Free Radicals is the title of a Len Lye film but also refers to the freedom and radicality of the artists who have been making experimental films over the past century. This course will focus on the concepts and techniques informing the history of experimental and avant-garde film. We will watch a number of representative films from the history of the form (1920s through now), including early geometrical abstraction, experiments in visual music, dada, surrealism, letterism, structural film, found footage, diary film and artisanal laboratory techniques.

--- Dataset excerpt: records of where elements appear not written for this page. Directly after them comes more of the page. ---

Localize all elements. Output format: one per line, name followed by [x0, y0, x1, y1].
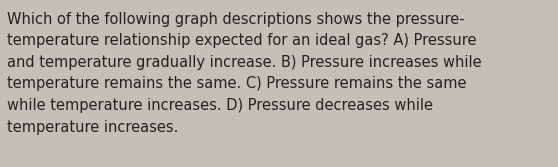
Text: Which of the following graph descriptions shows the pressure-
temperature relati: Which of the following graph description… [7, 12, 482, 135]
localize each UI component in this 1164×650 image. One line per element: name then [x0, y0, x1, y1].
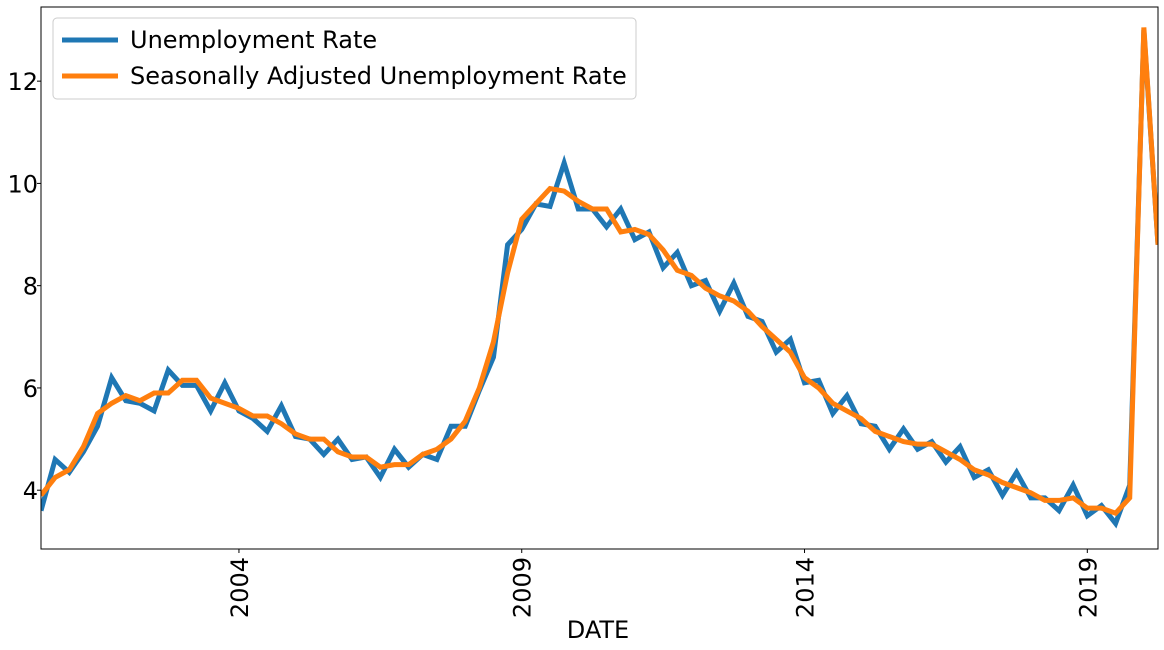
y-axis: 4 6 8 10 12 [7, 68, 41, 505]
y-tick-label-6: 6 [23, 375, 38, 403]
x-tick-label-2004: 2004 [226, 557, 254, 618]
y-tick-label-8: 8 [23, 273, 38, 301]
x-tick-label-2019: 2019 [1074, 557, 1102, 618]
plot-frame [40, 6, 1159, 550]
legend: Unemployment Rate Seasonally Adjusted Un… [52, 17, 637, 100]
y-tick-label-4: 4 [23, 477, 38, 505]
legend-label-seasonally-adjusted: Seasonally Adjusted Unemployment Rate [130, 62, 627, 90]
legend-label-unemployment-rate: Unemployment Rate [130, 26, 377, 54]
series-line-seasonally-adjusted-unemployment-rate [41, 27, 1158, 517]
y-tick-label-10: 10 [7, 170, 38, 198]
x-axis: 2004 2009 2014 2019 [226, 549, 1102, 618]
x-axis-title: DATE [567, 616, 629, 644]
y-tick-label-12: 12 [7, 68, 38, 96]
legend-box [52, 17, 637, 100]
x-tick-label-2014: 2014 [792, 557, 820, 618]
plot-lines [41, 27, 1158, 529]
series-line-unemployment-rate [41, 29, 1158, 529]
x-tick-label-2009: 2009 [509, 557, 537, 618]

We will discuss the medium-specificity of these works and apply them to production: students will learn shooting, hand-developing and editing, and will practice complete start-to-finish filmmaking with a minimum of means and using concepts gleaned from the different categories of work we have seen.

Biography:
Pip Chodorov is an American independent filmmaker living in Paris; his films have won prizes in festivals worldwide. He has made a dozen portraits of independent filmmakers for Arte’s Kurzschluss. Pip also works as a programmer, publisher, organizer, activist and distributor, having worked in feature film distribution in both New York and Paris, and experimental film distribution since 1990. Pip is the founder von Re:Voir video, publishing experimental films for home video since 1994, and the recipient of an Anthology Film Archives Preservation Award in 2003. He also founded the internet-based forum on experimental film, FrameWorks in 1995. That same year, Pip co-founded L’Abominable, a cooperative do-it-yourself film lab in Paris. Last year he founded The Film Gallery in Paris’ marais district; it is the first art gallery in the world devoted exclusively to film art. He has studied cognitive science in the States, as well as semiotics in France. Pip has been working with The American Pavilion at the Cannes film festival since 1989.




GÄSTE

THOMAS DRASCHAN, GUSTAV DEUTSCH, SIEGFRIED A. FRUHAUF, MARA MATTUSCHKA




ZEITEINTEILUNG

- Workshops einmal monatl. Do. 19-21 Uhr, Fr., Sa., So. jeweils sechs Stunden
- Dienstags „Zyklisches Programm“ im Österreichischen Filmmuseum 19-21 Uhr
- Technische Einführung in Geräte anfangs wöchentlich ab 19 Uhr, später nach Vereinbarung.
- Benutzung des Schneidetischs Mo., Di., Mi. nachmittags.